JOBID USER NAME ST NTASKS NNODES TIME INFO
ƒ2zV94Cw flux whoami S 1 - -
ƒ2prDixw flux sleep R 1 1 3.740s flux-sample-0
ƒ2eVnjqH flux whoami CD 1 1 0.042s flux-sample-0
ƒ2UhyUuD flux sleep CD 1 1 4.023s flux-sample-0
ƒ2JTUStw flux whoami CD 1 1 0.045s flux-sample-0
ƒ27R1o9y flux sleep CD 1 1 3.022s flux-sample-0
ƒw92msM flux whoami CD 1 1 0.015s flux-sample-0
ƒmXbRuh flux sleep CD 1 1 2.019s flux-sample-0
🥱️ Wait a minute to be sure we have saved...
🧊️ Current state directory at /var/lib/flux...
total 4332
-rw-r--r-- 1 flux flux 151552 Mar 12 16:36 content.sqlite
-rw-r--r-- 1 flux flux 4120032 Mar 12 16:37 content.sqlite-wal
-rw-r--r-- 1 flux flux 4096 Mar 12 16:36 job-archive.sqlite
-rw-r--r-- 1 flux flux 32768 Mar 12 16:37 job-archive.sqlite-shm
-rw-r--r-- 1 flux flux 123632 Mar 12 16:37 job-archive.sqlite-wal
🧊️ Current archive directory at /state... should be empty, not saved yet
total 0
Cleaning up...
minicluster.flux-framework.org "flux-sample" deleted
total 7
-rw-rw-r-- 1 docker docker 6165 Mar 12 16:38 archive.tar.gz
🌀️ Creating second MiniCluster
minicluster.flux-framework.org/flux-sample created
🥱️ Sleeping a minute to wait for cluster...
Broker pod is flux-sample-0-jpx76
🤓️ Contents of /tmp/data in MiniKube - should be populated with archive from first
total 7
-rw-rw-r-- 1 docker docker 6165 Mar 12 16:38 archive.tar.gz
🤓️ Inspecting state directory in new cluster...
total 1308
-rw-r--r-- 1 flux flux 4096 Mar 12 16:38 content.sqlite
-rw-r--r-- 1 flux flux 1281352 Mar 12 16:38 content.sqlite-wal
-rw-r--r-- 1 flux flux 4096 Mar 12 16:38 job-archive.sqlite
-rw-r--r-- 1 flux flux 32768 Mar 12 16:38 job-archive.sqlite-shm
-rw-r--r-- 1 flux flux 12392 Mar 12 16:38 job-archive.sqlite-wal
😎️ Looking to see if old job history exists...
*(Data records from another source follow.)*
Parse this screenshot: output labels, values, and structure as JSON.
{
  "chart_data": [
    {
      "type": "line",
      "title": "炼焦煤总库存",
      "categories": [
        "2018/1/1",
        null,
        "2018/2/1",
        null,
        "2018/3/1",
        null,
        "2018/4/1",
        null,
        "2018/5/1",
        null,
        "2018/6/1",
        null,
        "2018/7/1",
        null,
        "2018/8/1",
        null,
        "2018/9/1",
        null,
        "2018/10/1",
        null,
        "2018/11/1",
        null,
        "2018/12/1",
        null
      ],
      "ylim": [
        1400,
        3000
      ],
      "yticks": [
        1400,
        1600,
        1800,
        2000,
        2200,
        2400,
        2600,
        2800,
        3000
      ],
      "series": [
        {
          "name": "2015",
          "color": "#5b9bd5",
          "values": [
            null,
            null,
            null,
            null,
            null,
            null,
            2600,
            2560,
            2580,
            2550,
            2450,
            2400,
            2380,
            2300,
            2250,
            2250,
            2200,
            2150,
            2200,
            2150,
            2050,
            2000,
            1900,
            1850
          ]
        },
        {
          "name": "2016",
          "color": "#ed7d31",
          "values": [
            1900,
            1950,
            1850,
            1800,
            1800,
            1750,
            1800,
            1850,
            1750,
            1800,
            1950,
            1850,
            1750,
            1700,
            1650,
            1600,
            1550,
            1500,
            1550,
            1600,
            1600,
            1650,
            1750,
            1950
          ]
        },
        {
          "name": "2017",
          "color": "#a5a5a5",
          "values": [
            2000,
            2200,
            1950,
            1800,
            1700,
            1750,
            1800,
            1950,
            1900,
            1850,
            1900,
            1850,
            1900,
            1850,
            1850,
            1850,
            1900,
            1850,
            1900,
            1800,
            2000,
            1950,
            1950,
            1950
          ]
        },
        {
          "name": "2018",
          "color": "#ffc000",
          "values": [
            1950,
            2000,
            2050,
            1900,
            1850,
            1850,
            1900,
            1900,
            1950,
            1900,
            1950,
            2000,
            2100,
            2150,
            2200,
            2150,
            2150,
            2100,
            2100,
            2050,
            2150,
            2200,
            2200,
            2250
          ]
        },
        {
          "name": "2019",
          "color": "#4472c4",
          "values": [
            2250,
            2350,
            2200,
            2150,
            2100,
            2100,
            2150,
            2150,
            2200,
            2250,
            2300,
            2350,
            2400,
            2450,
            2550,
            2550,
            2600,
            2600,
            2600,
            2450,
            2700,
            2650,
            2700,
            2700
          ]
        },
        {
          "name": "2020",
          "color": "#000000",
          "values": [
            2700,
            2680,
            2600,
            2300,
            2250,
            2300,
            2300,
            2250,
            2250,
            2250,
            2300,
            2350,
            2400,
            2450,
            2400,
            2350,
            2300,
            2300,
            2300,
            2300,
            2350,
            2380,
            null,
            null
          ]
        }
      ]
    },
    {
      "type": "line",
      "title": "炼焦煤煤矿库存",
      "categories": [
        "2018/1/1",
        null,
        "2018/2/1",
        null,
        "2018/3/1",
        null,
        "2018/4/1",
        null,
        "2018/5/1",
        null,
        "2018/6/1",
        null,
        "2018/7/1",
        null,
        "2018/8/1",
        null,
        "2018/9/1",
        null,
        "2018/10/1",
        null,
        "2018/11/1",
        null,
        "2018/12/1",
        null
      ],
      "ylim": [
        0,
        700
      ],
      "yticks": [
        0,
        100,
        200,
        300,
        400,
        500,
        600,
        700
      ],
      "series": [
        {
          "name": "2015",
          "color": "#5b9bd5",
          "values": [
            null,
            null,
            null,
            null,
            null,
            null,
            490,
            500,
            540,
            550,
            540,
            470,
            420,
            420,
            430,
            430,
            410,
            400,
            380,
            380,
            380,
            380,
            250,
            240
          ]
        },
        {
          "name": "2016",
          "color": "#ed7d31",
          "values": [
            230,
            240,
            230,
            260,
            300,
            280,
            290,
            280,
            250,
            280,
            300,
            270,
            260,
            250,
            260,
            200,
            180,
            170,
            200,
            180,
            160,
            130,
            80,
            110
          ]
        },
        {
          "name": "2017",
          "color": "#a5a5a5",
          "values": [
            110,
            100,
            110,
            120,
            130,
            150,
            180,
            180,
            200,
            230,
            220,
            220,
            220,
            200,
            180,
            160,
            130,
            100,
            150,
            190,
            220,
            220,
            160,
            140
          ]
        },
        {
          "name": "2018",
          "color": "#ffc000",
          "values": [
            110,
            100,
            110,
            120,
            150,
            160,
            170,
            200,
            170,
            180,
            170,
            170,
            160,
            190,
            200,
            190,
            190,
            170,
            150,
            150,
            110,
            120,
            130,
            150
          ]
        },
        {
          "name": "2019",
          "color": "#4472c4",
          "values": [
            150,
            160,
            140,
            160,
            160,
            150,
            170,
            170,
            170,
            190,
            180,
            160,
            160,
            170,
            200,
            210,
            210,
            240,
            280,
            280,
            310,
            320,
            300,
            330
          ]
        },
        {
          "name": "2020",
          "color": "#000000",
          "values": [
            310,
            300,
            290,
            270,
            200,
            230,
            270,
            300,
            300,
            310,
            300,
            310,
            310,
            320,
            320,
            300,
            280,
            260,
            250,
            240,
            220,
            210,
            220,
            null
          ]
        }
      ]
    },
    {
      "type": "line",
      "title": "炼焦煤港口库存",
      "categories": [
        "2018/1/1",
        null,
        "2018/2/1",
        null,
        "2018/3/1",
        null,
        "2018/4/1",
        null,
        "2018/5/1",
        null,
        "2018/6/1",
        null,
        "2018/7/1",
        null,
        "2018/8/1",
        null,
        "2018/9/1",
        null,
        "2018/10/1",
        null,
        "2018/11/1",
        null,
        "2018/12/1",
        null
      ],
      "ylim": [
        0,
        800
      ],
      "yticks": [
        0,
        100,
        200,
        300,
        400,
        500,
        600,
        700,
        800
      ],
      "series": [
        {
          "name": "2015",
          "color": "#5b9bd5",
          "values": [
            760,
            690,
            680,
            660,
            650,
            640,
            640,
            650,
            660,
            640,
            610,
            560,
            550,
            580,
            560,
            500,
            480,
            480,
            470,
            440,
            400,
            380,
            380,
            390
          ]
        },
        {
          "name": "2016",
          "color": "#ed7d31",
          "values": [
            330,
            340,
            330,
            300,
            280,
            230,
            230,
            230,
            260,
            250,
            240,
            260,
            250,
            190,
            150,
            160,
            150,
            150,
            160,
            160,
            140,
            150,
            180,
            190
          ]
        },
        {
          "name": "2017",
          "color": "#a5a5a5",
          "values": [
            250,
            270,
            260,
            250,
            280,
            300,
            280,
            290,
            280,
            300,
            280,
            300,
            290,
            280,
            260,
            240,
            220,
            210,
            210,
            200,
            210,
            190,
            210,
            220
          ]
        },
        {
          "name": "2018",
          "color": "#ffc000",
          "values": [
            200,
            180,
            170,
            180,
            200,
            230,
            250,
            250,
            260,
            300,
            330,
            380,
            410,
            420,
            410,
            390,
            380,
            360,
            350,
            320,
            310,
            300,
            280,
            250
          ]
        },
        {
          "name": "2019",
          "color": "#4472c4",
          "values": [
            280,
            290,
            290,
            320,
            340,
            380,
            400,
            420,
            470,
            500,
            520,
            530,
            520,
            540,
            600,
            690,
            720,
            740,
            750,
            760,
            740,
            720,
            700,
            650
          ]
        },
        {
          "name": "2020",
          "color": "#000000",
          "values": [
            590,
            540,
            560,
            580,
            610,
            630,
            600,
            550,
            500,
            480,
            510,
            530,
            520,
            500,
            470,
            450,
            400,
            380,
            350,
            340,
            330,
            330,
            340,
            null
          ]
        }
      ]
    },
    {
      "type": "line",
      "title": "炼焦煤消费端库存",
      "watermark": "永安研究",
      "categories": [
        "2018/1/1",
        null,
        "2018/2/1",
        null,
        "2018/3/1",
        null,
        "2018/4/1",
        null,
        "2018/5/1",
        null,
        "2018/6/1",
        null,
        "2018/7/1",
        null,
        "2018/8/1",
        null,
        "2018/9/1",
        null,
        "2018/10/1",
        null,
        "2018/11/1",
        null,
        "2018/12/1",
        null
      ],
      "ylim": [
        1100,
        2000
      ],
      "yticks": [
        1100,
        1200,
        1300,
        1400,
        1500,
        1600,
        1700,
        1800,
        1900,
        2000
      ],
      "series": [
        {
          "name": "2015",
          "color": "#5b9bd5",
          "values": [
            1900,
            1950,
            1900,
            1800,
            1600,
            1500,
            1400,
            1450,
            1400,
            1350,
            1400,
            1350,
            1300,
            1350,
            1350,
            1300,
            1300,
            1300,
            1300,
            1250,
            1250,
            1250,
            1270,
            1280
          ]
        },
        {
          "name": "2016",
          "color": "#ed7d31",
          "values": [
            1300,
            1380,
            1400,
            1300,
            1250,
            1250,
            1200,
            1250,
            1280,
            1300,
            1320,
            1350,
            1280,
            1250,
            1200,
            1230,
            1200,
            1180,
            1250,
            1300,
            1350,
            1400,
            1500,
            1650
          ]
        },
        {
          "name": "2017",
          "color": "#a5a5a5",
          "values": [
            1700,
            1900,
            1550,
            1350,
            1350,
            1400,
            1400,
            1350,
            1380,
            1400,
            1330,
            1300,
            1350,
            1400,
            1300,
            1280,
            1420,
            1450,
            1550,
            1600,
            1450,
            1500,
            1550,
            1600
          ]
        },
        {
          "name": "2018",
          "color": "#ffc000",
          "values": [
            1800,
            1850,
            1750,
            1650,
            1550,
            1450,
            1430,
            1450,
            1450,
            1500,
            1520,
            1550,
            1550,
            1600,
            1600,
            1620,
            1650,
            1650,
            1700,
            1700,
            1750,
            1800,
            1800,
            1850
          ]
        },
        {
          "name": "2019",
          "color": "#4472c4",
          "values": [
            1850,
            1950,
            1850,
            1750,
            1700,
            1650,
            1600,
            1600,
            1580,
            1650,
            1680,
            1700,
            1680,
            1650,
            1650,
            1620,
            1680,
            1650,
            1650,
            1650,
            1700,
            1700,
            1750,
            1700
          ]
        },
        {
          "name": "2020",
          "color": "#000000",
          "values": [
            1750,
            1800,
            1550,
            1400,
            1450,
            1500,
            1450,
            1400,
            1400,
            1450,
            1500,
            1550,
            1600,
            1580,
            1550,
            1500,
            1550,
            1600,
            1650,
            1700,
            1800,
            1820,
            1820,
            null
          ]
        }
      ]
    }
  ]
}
JOBID USER NAME ST NTASKS NNODES TIME INFO
ƒ2zV94Cw flux whoami CD 1 1 0.037s flux-sample-0
ƒ2prDixw flux sleep CD 1 1 5.023s flux-sample-0
ƒ2eVnjqH flux whoami CD 1 1 0.042s flux-sample-0
ƒ2UhyUuD flux sleep CD 1 1 4.023s flux-sample-0
ƒ2JTUStw flux whoami CD 1 1 0.045s flux-sample-0
ƒ27R1o9y flux sleep CD 1 1 3.022s flux-sample-0
ƒw92msM flux whoami CD 1 1 0.015s flux-sample-0
ƒmXbRuh flux sleep CD 1 1 2.019s flux-sample-0
Cleaning up..
minicluster.flux-framework.org "flux-sample" deleted
You can look at that script to follow the logic and steps.